La necesidad de prevenir

El 94% de los españoles consideran que pasa un tiempo preocupante expuesto a pantallas. El 76% afirma haber sentido alguna molestia por estas circunstancias, entre las cuales destacan dolores de cabeza, escozor en los ojos, empeoramiento de la visión, dificultad para enfocar, sequedad ocular y enrojecimiento de los ojos.
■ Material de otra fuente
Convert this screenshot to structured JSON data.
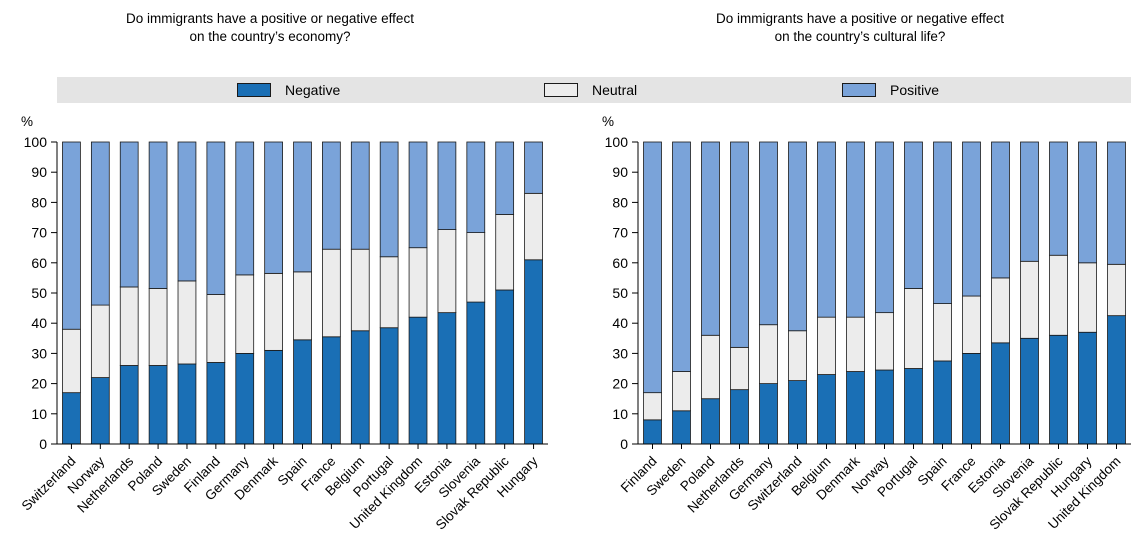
{
  "legend": {
    "items": [
      {
        "label": "Negative",
        "color": "#1a6fb5"
      },
      {
        "label": "Neutral",
        "color": "#ececec"
      },
      {
        "label": "Positive",
        "color": "#7aa3d9"
      }
    ]
  },
  "chart_data": [
    {
      "type": "bar",
      "stacked": true,
      "title": "Do immigrants have a positive or negative effect on the country’s economy?",
      "title_lines": [
        "Do immigrants have a positive or negative effect",
        "on the country’s economy?"
      ],
      "ylabel": "%",
      "ylim": [
        0,
        100
      ],
      "yticks": [
        0,
        10,
        20,
        30,
        40,
        50,
        60,
        70,
        80,
        90,
        100
      ],
      "categories": [
        "Switzerland",
        "Norway",
        "Netherlands",
        "Poland",
        "Sweden",
        "Finland",
        "Germany",
        "Denmark",
        "Spain",
        "France",
        "Belgium",
        "Portugal",
        "United Kingdom",
        "Estonia",
        "Slovenia",
        "Slovak Republic",
        "Hungary"
      ],
      "series": [
        {
          "name": "Negative",
          "values": [
            17,
            22,
            26,
            26,
            26.5,
            27,
            30,
            31,
            34.5,
            35.5,
            37.5,
            38.5,
            42,
            43.5,
            47,
            51,
            61
          ]
        },
        {
          "name": "Neutral",
          "values": [
            21,
            24,
            26,
            25.5,
            27.5,
            22.5,
            26,
            25.5,
            22.5,
            29,
            27,
            23.5,
            23,
            27.5,
            23,
            25,
            22
          ]
        },
        {
          "name": "Positive",
          "values": [
            62,
            54,
            48,
            48.5,
            46,
            50.5,
            44,
            43.5,
            43,
            35.5,
            35.5,
            38,
            35,
            29,
            30,
            24,
            17
          ]
        }
      ]
    },
    {
      "type": "bar",
      "stacked": true,
      "title": "Do immigrants have a positive or negative effect on the country’s cultural life?",
      "title_lines": [
        "Do immigrants have a positive or negative effect",
        "on the country’s cultural life?"
      ],
      "ylabel": "%",
      "ylim": [
        0,
        100
      ],
      "yticks": [
        0,
        10,
        20,
        30,
        40,
        50,
        60,
        70,
        80,
        90,
        100
      ],
      "categories": [
        "Finland",
        "Sweden",
        "Poland",
        "Netherlands",
        "Germany",
        "Switzerland",
        "Belgium",
        "Denmark",
        "Norway",
        "Portugal",
        "Spain",
        "France",
        "Estonia",
        "Slovenia",
        "Slovak Republic",
        "Hungary",
        "United Kingdom"
      ],
      "series": [
        {
          "name": "Negative",
          "values": [
            8,
            11,
            15,
            18,
            20,
            21,
            23,
            24,
            24.5,
            25,
            27.5,
            30,
            33.5,
            35,
            36,
            37,
            42.5
          ]
        },
        {
          "name": "Neutral",
          "values": [
            9,
            13,
            21,
            14,
            19.5,
            16.5,
            19,
            18,
            19,
            26.5,
            19,
            19,
            21.5,
            25.5,
            26.5,
            23,
            17
          ]
        },
        {
          "name": "Positive",
          "values": [
            83,
            76,
            64,
            68,
            60.5,
            62.5,
            58,
            58,
            56.5,
            48.5,
            53.5,
            51,
            45,
            39.5,
            37.5,
            40,
            40.5
          ]
        }
      ]
    }
  ]
}
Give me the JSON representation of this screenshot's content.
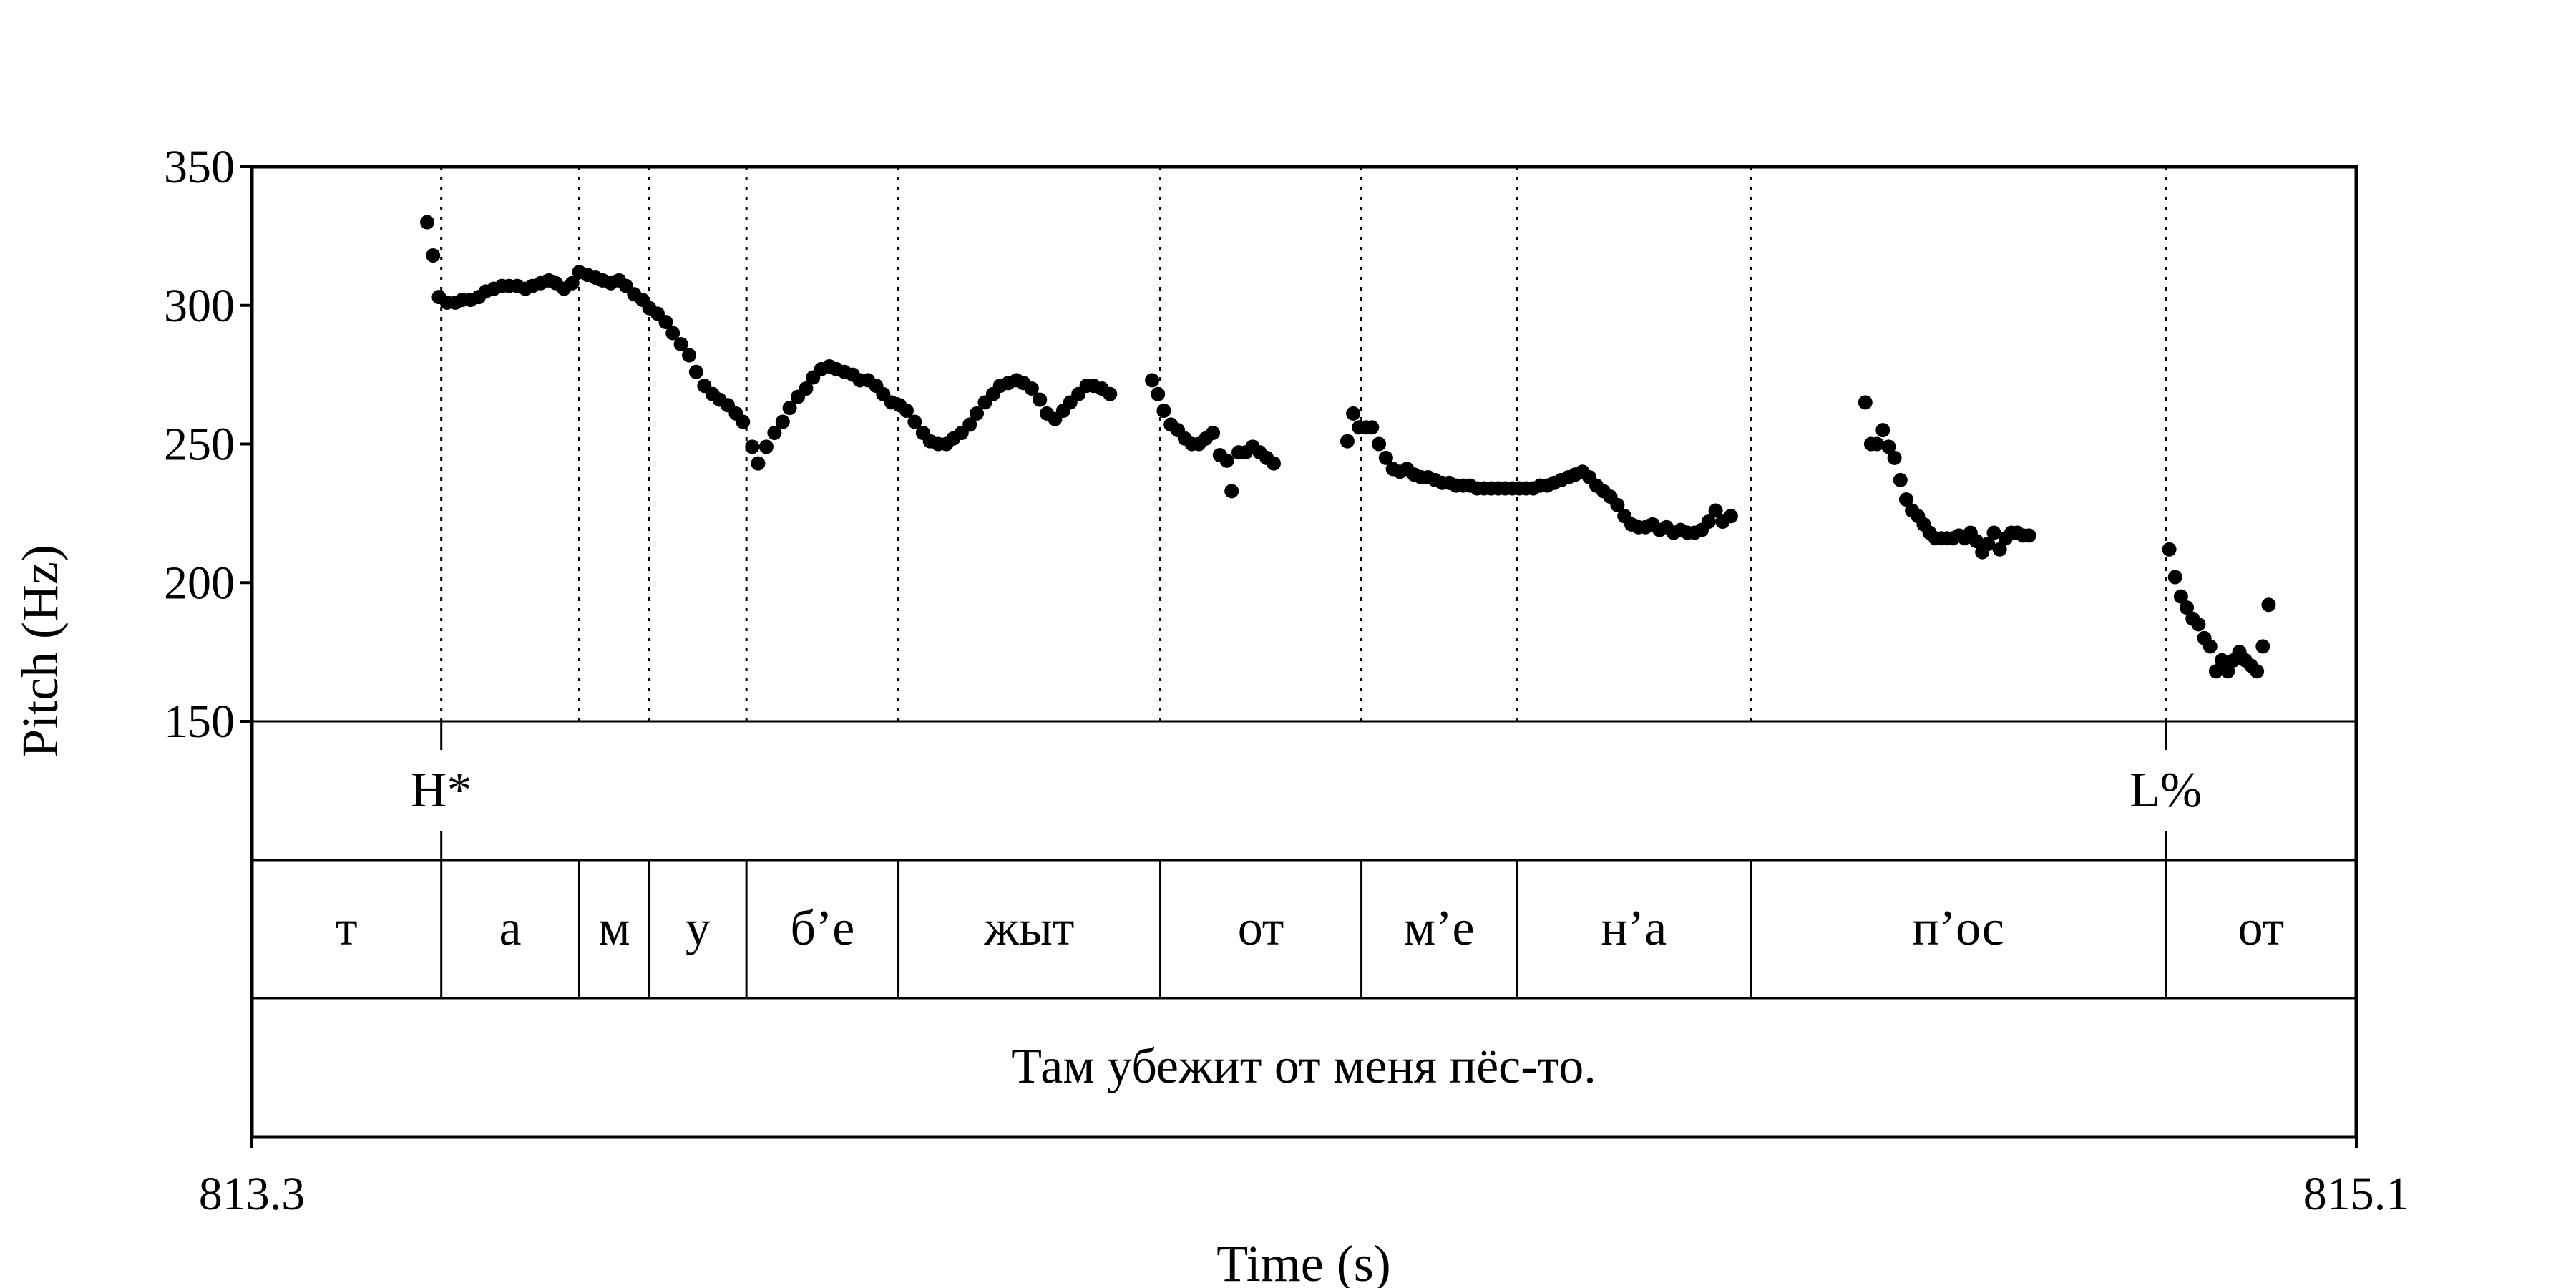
{
  "chart_data": {
    "type": "scatter",
    "title": "",
    "xlabel": "Time (s)",
    "ylabel": "Pitch (Hz)",
    "xlim": [
      813.3,
      815.1
    ],
    "ylim": [
      150,
      350
    ],
    "x_tick_labels": [
      "813.3",
      "815.1"
    ],
    "y_ticks": [
      150,
      200,
      250,
      300,
      350
    ],
    "y_tick_labels": [
      "150",
      "200",
      "250",
      "300",
      "350"
    ],
    "grid": false,
    "tone_tier": [
      {
        "time": 813.462,
        "label": "H*"
      },
      {
        "time": 814.937,
        "label": "L%"
      }
    ],
    "segment_tier": {
      "boundaries": [
        813.462,
        813.58,
        813.64,
        813.723,
        813.853,
        814.077,
        814.249,
        814.382,
        814.582,
        814.937
      ],
      "labels": [
        "т",
        "а",
        "м",
        "у",
        "б’е",
        "жыт",
        "от",
        "м’е",
        "н’а",
        "п’ос",
        "от"
      ]
    },
    "sentence": "Там убежит от меня пёс-то.",
    "series": [
      {
        "points": [
          [
            813.45,
            330
          ],
          [
            813.455,
            318
          ],
          [
            813.46,
            303
          ],
          [
            813.467,
            301
          ],
          [
            813.474,
            301
          ],
          [
            813.48,
            302
          ],
          [
            813.487,
            302
          ],
          [
            813.494,
            303
          ],
          [
            813.5,
            305
          ],
          [
            813.507,
            306
          ],
          [
            813.514,
            307
          ],
          [
            813.52,
            307
          ],
          [
            813.527,
            307
          ],
          [
            813.534,
            306
          ],
          [
            813.54,
            307
          ],
          [
            813.547,
            308
          ],
          [
            813.554,
            309
          ],
          [
            813.56,
            308
          ],
          [
            813.567,
            306
          ],
          [
            813.574,
            308
          ],
          [
            813.58,
            312
          ],
          [
            813.587,
            311
          ],
          [
            813.594,
            310
          ],
          [
            813.6,
            309
          ],
          [
            813.607,
            308
          ],
          [
            813.614,
            309
          ],
          [
            813.62,
            307
          ],
          [
            813.627,
            304
          ],
          [
            813.634,
            302
          ],
          [
            813.64,
            299
          ],
          [
            813.647,
            297
          ],
          [
            813.654,
            294
          ],
          [
            813.66,
            290
          ],
          [
            813.667,
            286
          ],
          [
            813.674,
            282
          ],
          [
            813.68,
            276
          ],
          [
            813.687,
            271
          ],
          [
            813.694,
            268
          ],
          [
            813.7,
            266
          ],
          [
            813.707,
            264
          ],
          [
            813.714,
            261
          ],
          [
            813.72,
            258
          ],
          [
            813.728,
            249
          ],
          [
            813.733,
            243
          ],
          [
            813.74,
            249
          ],
          [
            813.747,
            254
          ],
          [
            813.754,
            258
          ],
          [
            813.76,
            263
          ],
          [
            813.767,
            267
          ],
          [
            813.774,
            270
          ],
          [
            813.78,
            274
          ],
          [
            813.787,
            277
          ],
          [
            813.794,
            278
          ],
          [
            813.8,
            277
          ],
          [
            813.807,
            276
          ],
          [
            813.814,
            275
          ],
          [
            813.82,
            273
          ],
          [
            813.827,
            273
          ],
          [
            813.834,
            271
          ],
          [
            813.84,
            268
          ],
          [
            813.847,
            265
          ],
          [
            813.854,
            264
          ],
          [
            813.86,
            262
          ],
          [
            813.867,
            258
          ],
          [
            813.874,
            254
          ],
          [
            813.88,
            251
          ],
          [
            813.887,
            250
          ],
          [
            813.894,
            250
          ],
          [
            813.9,
            252
          ],
          [
            813.907,
            254
          ],
          [
            813.914,
            257
          ],
          [
            813.92,
            261
          ],
          [
            813.927,
            265
          ],
          [
            813.934,
            268
          ],
          [
            813.94,
            271
          ],
          [
            813.947,
            272
          ],
          [
            813.954,
            273
          ],
          [
            813.96,
            272
          ],
          [
            813.967,
            270
          ],
          [
            813.974,
            266
          ],
          [
            813.98,
            261
          ],
          [
            813.987,
            259
          ],
          [
            813.994,
            262
          ],
          [
            814.0,
            265
          ],
          [
            814.007,
            268
          ],
          [
            814.014,
            271
          ],
          [
            814.02,
            271
          ],
          [
            814.027,
            270
          ],
          [
            814.034,
            268
          ],
          [
            814.07,
            273
          ],
          [
            814.075,
            268
          ],
          [
            814.08,
            262
          ],
          [
            814.086,
            257
          ],
          [
            814.092,
            255
          ],
          [
            814.098,
            252
          ],
          [
            814.104,
            250
          ],
          [
            814.11,
            250
          ],
          [
            814.116,
            252
          ],
          [
            814.122,
            254
          ],
          [
            814.128,
            246
          ],
          [
            814.134,
            244
          ],
          [
            814.138,
            233
          ],
          [
            814.144,
            247
          ],
          [
            814.15,
            247
          ],
          [
            814.156,
            249
          ],
          [
            814.162,
            247
          ],
          [
            814.168,
            245
          ],
          [
            814.174,
            243
          ],
          [
            814.237,
            251
          ],
          [
            814.242,
            261
          ],
          [
            814.247,
            256
          ],
          [
            814.253,
            256
          ],
          [
            814.258,
            256
          ],
          [
            814.264,
            250
          ],
          [
            814.27,
            245
          ],
          [
            814.276,
            241
          ],
          [
            814.282,
            240
          ],
          [
            814.288,
            241
          ],
          [
            814.294,
            239
          ],
          [
            814.3,
            238
          ],
          [
            814.306,
            238
          ],
          [
            814.312,
            237
          ],
          [
            814.318,
            236
          ],
          [
            814.324,
            236
          ],
          [
            814.33,
            235
          ],
          [
            814.336,
            235
          ],
          [
            814.342,
            235
          ],
          [
            814.348,
            234
          ],
          [
            814.354,
            234
          ],
          [
            814.36,
            234
          ],
          [
            814.366,
            234
          ],
          [
            814.372,
            234
          ],
          [
            814.378,
            234
          ],
          [
            814.384,
            234
          ],
          [
            814.39,
            234
          ],
          [
            814.396,
            234
          ],
          [
            814.402,
            235
          ],
          [
            814.408,
            235
          ],
          [
            814.414,
            236
          ],
          [
            814.42,
            237
          ],
          [
            814.426,
            238
          ],
          [
            814.432,
            239
          ],
          [
            814.438,
            240
          ],
          [
            814.444,
            238
          ],
          [
            814.45,
            235
          ],
          [
            814.456,
            233
          ],
          [
            814.462,
            231
          ],
          [
            814.468,
            228
          ],
          [
            814.474,
            224
          ],
          [
            814.48,
            221
          ],
          [
            814.486,
            220
          ],
          [
            814.492,
            220
          ],
          [
            814.498,
            221
          ],
          [
            814.504,
            219
          ],
          [
            814.51,
            220
          ],
          [
            814.516,
            218
          ],
          [
            814.522,
            219
          ],
          [
            814.528,
            218
          ],
          [
            814.534,
            218
          ],
          [
            814.54,
            219
          ],
          [
            814.546,
            222
          ],
          [
            814.552,
            226
          ],
          [
            814.558,
            222
          ],
          [
            814.565,
            224
          ],
          [
            814.68,
            265
          ],
          [
            814.685,
            250
          ],
          [
            814.69,
            250
          ],
          [
            814.695,
            255
          ],
          [
            814.7,
            249
          ],
          [
            814.705,
            245
          ],
          [
            814.71,
            237
          ],
          [
            814.715,
            230
          ],
          [
            814.72,
            226
          ],
          [
            814.725,
            224
          ],
          [
            814.73,
            221
          ],
          [
            814.735,
            218
          ],
          [
            814.74,
            216
          ],
          [
            814.745,
            216
          ],
          [
            814.75,
            216
          ],
          [
            814.755,
            216
          ],
          [
            814.76,
            217
          ],
          [
            814.765,
            216
          ],
          [
            814.77,
            218
          ],
          [
            814.775,
            215
          ],
          [
            814.78,
            211
          ],
          [
            814.785,
            214
          ],
          [
            814.79,
            218
          ],
          [
            814.795,
            212
          ],
          [
            814.8,
            216
          ],
          [
            814.805,
            218
          ],
          [
            814.81,
            218
          ],
          [
            814.815,
            217
          ],
          [
            814.82,
            217
          ],
          [
            814.94,
            212
          ],
          [
            814.945,
            202
          ],
          [
            814.95,
            195
          ],
          [
            814.955,
            191
          ],
          [
            814.96,
            187
          ],
          [
            814.965,
            185
          ],
          [
            814.97,
            180
          ],
          [
            814.975,
            177
          ],
          [
            814.98,
            168
          ],
          [
            814.985,
            172
          ],
          [
            814.99,
            168
          ],
          [
            814.995,
            172
          ],
          [
            815.0,
            175
          ],
          [
            815.005,
            172
          ],
          [
            815.01,
            170
          ],
          [
            815.015,
            168
          ],
          [
            815.02,
            177
          ],
          [
            815.025,
            192
          ]
        ]
      }
    ]
  }
}
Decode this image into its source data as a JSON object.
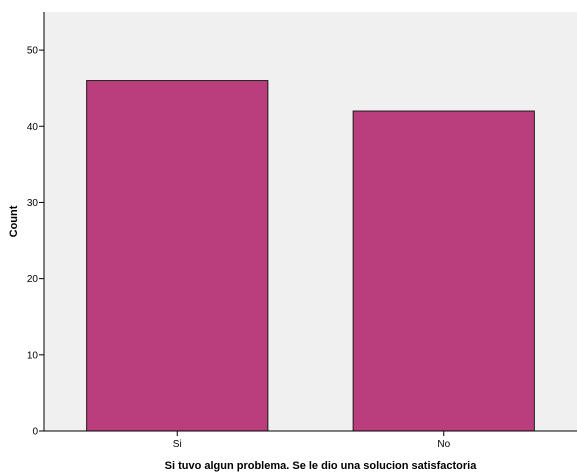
{
  "chart_data": {
    "type": "bar",
    "title": "",
    "xlabel": "Si tuvo algun problema. Se le dio una solucion satisfactoria",
    "ylabel": "Count",
    "categories": [
      "Si",
      "No"
    ],
    "values": [
      46,
      42
    ],
    "ylim": [
      0,
      55
    ],
    "yticks": [
      0,
      10,
      20,
      30,
      40,
      50
    ],
    "grid": false,
    "colors": {
      "bar_fill": "#BA3E7D",
      "bar_stroke": "#1a1a1a",
      "plot_background": "#F0F0F0",
      "page_background": "#FFFFFF",
      "axis": "#000000"
    }
  }
}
El 70% no se toma un descanso pautado cada media hora, el 60% reconoce que no procura parpadear de modo consciente con frecuencia, el 41% no tiene en cuenta la postura y la distancia con el dispositivo, y el 31% no se asegura de contar con la luz apropiada ni ajusta el brillo y contraste de la pantalla.

 

Recomendaciones

A continuación, te dejamos una serie de recomendaciones elaboradas por Empantallados y el oftalmólogo Manuel Díaz Llopis, Catedrático de Oftalmología de la Universidad de Valencia, para realizar un uso responsable de las pantallas e intentar reducir así los posibles efectos nocivos para la salud ocular:

  1. Autoevalúate. Es importante ser consciente del uso que hacemos de las pantallas en nuestro día a día. Mide el tiempo que les dedicas, y valora si es el que deseas hacer. Presta especial atención a aquellas actividades que realizas de maneras simultánea con las pantallas: a veces es mejor renunciar al multitasking y enfocarte en una sola actividad a la vez.
  2. Crea un plan personal de uso digital. Sobre todo, determinando para qué quieres usar cada uno de tus dispositivos. Quita las notificaciones de la pantalla de inicio y se tú el que marca cuándo consultar tu teléfono.
  3. Ponte aliados o trucos. Incorpora recursos para medir, definir tiempos y buscar espacios de desconexión. Algunos sistemas operativos ya permiten establecer tiempos de uso; incorpora alarmas o establece mecanismos para dejar aparcados los dispositivos en determinados momentos.
  4. Parpadea voluntariamente con frecuencia.
  5. Tómate descansos cortos pero periódicos, levantando la mirada y desenfocando la pantalla. Si tienes oportunidad, lo ideal es mirar por la ventana o dirigir la mirada hacia algún espacio con luz natural. Idealmente, estos descansos se deben tomar cada 45 minutos. A lo largo del día, cuando se va incrementando la fatiga visual, esa frecuencia se debe incrementar.
  6. Utiliza lubricante ocular tipo lágrimas artificiales, para prevenir el ojo seco secundario.
  7. Sitúate a una distancia adecuada de las pantallas. Lo ideal es situarnos a una distancia de entre 35 y 50 cm para pantallas pequeñas (móvil, Tablet), y aun mínimo de 55 cm para otras pantallas fijas.
  8. Si eres padre, tu ejemplo es importante. Intenta dirigirte a tus hijos sin estar haciendo uso del móvil, procura aglutinar todas las gestiones que tienes que hacer a través de los dispositivos a un momento del día y cread juntos un plan digital familiar, con normas y medidas que faciliten hacer un uso equilibrado de la tecnología en familia.
  9. En menores de 21 años, promover que el uso de pantallas fuera del horario escolar se realice en horas sin sol para evitar que esa utilización de pantallas en sitios oscuros impida realizar otras actividades bajo luz natural.
  10. Fija un día a la semana de ‘detox de pantallas’ en el que las pantallas se queden aparcadas y plantea alternativas de ocio como escapadas a la naturaleza, deporte, lectura, etc.
  11. Añade un filtro de luz azul, en el caso de que lleves gafas graduadas.